July 16, 2025
Banking

Banking sector Q1FY26 preview: From margins to asset quality, 3 key factors to watch – Industry News


Market research firms like JM Financial and InCred Equities forecast a weak quarter for the banking sector in the Q1 earnings season. The banking sector is expected to see a decline in both profits and margins. Additionally, the loan growth for the banks is also going to be on the weaker side in the quarter. 

Weak loan growth

The credit growth for the banking sector stood at 9.6 percent by June 13, says a JM Financial report.  The industrial credit growth remains significantly lower than that of the previous years’ growth trends. In May, industrial credit growth was at 4.8 percent YoY. For comparison, in May last year, the industrial loan book saw an 8.9 percent YoY growth. 

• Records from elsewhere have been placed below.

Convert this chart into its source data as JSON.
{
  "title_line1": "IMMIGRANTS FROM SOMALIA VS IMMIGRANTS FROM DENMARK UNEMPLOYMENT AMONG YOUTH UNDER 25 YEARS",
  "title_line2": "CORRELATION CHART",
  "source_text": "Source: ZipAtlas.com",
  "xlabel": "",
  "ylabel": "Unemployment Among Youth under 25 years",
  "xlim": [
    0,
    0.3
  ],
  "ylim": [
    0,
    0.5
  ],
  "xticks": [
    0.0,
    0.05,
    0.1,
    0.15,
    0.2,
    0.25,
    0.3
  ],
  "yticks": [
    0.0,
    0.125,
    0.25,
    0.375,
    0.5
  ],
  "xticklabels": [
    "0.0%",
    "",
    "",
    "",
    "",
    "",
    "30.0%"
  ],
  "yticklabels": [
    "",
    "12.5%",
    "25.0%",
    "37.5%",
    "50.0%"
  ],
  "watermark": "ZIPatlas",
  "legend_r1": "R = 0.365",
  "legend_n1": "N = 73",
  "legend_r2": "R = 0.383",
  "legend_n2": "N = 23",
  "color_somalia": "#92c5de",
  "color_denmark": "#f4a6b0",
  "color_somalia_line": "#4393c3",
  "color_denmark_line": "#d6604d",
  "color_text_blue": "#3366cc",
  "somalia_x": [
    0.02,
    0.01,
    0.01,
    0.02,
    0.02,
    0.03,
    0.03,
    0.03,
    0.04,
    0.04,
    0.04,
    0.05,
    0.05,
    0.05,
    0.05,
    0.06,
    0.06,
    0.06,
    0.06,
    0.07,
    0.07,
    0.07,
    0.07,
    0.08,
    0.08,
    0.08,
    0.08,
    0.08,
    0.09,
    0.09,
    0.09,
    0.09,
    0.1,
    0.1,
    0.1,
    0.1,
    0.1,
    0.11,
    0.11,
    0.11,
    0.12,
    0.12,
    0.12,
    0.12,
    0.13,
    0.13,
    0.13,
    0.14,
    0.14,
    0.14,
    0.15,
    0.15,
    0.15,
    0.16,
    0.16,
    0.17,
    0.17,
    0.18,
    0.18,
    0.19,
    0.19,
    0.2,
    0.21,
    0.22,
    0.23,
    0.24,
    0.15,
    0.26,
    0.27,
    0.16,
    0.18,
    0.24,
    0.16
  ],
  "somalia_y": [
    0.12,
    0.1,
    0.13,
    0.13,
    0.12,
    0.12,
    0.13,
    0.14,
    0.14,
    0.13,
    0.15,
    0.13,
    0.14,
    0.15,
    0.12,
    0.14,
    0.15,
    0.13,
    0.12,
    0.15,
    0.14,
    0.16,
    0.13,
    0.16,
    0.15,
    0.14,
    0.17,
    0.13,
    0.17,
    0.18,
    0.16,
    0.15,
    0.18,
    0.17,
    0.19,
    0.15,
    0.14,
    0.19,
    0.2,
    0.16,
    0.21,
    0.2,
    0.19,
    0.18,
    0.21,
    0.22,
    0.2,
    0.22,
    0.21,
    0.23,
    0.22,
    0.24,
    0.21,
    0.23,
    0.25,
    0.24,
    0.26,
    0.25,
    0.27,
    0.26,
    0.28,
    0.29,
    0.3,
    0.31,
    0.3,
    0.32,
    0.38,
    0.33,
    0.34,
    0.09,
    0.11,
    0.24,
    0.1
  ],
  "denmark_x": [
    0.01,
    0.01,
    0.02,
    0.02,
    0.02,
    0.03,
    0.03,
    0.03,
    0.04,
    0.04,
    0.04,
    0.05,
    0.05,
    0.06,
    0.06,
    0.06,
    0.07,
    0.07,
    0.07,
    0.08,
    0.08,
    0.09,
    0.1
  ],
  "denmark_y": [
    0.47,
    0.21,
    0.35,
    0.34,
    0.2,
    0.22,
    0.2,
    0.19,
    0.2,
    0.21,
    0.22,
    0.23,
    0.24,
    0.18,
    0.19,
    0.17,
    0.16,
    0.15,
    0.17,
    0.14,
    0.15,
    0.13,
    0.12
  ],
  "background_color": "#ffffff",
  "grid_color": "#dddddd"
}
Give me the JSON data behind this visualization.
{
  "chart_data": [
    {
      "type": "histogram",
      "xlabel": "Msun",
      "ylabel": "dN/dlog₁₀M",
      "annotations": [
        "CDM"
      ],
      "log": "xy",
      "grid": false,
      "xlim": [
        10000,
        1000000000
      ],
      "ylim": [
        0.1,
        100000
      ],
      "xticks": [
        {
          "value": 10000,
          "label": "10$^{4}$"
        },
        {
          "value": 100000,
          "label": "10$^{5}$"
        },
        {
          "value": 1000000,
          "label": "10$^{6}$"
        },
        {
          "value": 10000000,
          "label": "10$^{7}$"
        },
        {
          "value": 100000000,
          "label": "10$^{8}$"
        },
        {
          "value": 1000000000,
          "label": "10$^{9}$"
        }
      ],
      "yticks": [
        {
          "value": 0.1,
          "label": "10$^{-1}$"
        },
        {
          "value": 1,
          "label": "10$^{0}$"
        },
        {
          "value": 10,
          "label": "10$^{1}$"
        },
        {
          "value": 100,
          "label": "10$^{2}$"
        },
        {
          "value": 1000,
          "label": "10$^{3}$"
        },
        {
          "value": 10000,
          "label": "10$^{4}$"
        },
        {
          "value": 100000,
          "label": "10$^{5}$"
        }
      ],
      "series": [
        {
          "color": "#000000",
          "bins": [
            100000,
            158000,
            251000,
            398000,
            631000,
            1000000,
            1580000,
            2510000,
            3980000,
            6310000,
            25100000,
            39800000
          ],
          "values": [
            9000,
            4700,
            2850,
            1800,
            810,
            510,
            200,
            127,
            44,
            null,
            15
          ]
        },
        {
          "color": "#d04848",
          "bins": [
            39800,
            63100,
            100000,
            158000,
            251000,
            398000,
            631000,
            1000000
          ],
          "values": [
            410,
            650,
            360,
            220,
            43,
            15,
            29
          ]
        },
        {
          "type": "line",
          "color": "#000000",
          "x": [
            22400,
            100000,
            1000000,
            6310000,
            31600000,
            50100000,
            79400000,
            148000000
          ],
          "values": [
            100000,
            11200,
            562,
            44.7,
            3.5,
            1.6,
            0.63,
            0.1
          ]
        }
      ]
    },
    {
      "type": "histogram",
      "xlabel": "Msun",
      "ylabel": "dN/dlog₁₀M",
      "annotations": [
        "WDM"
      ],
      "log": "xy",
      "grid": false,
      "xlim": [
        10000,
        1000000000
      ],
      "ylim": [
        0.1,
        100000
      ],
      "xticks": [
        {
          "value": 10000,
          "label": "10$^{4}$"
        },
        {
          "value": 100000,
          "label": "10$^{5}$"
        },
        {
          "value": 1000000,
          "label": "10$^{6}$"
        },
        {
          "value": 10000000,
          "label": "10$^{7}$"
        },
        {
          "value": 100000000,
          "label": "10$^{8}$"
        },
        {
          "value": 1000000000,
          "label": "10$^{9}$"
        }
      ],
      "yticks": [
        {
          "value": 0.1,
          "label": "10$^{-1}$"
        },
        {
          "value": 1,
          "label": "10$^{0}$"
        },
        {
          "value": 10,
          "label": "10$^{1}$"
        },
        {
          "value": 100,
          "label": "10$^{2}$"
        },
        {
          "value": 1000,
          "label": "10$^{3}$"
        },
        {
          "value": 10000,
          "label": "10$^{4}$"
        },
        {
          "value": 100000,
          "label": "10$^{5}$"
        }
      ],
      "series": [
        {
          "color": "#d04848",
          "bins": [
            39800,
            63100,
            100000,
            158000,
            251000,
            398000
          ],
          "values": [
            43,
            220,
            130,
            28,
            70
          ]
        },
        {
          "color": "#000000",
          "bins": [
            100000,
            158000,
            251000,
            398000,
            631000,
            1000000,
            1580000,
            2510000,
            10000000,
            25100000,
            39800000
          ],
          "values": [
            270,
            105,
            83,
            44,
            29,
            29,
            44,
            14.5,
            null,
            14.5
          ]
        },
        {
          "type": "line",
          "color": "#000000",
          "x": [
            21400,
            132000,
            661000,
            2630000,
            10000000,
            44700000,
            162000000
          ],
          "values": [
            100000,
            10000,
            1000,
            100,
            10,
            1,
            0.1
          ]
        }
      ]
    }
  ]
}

InCred Equities says that the moderation in industrial/ corporate credit is due to the private sector banks choosing to protect their margins over the credit growth. As a result, the private segment banks’ loan books are driven by the retail and SME segments in the quarter. 

In Q1FY26, the banking sector’s loan book is expected to grow at 10.8 percent on a YoY basis. In the last quarter, Q4FY25, the credit growth was 12.6 percent YoY. 

Margin pressure

The interest rate cuts by the Reserve Bank of India in April and June are going to impact the margins of the banks in Q1. Due to this, the banks are expected to see just a 2 per cent YoY growth in Net Interest Income (interest earned by banks on loans – Interest paid by banks on deposits). 

JM Financial says that the banking sector’s Net Interest Margins (NIM) are expected to squeeze by 10 to 20 basis points in Q1FY26 against Q1FY25. Furthermore, the NIM are expected to be under pressure in Q2FY26 as well and will start easing in H2FY26 as the rate cut effect begins on term deposits as well.

Assets quality 

InCred Equities expects a reduced stress in the unsecured segment, like personal loans of credit cards, for the large banks. However, according to JM Financial, credit cost in the unsecured segment is going to remain high in Q1. 

Furthermore, JM Financial says that the large private banks like ICICI Bank and Axis Bank are in a much better position than the smaller banks like IndusInd Bank and Bandhan to face credit cost challenges due to better buffers in their balance sheets.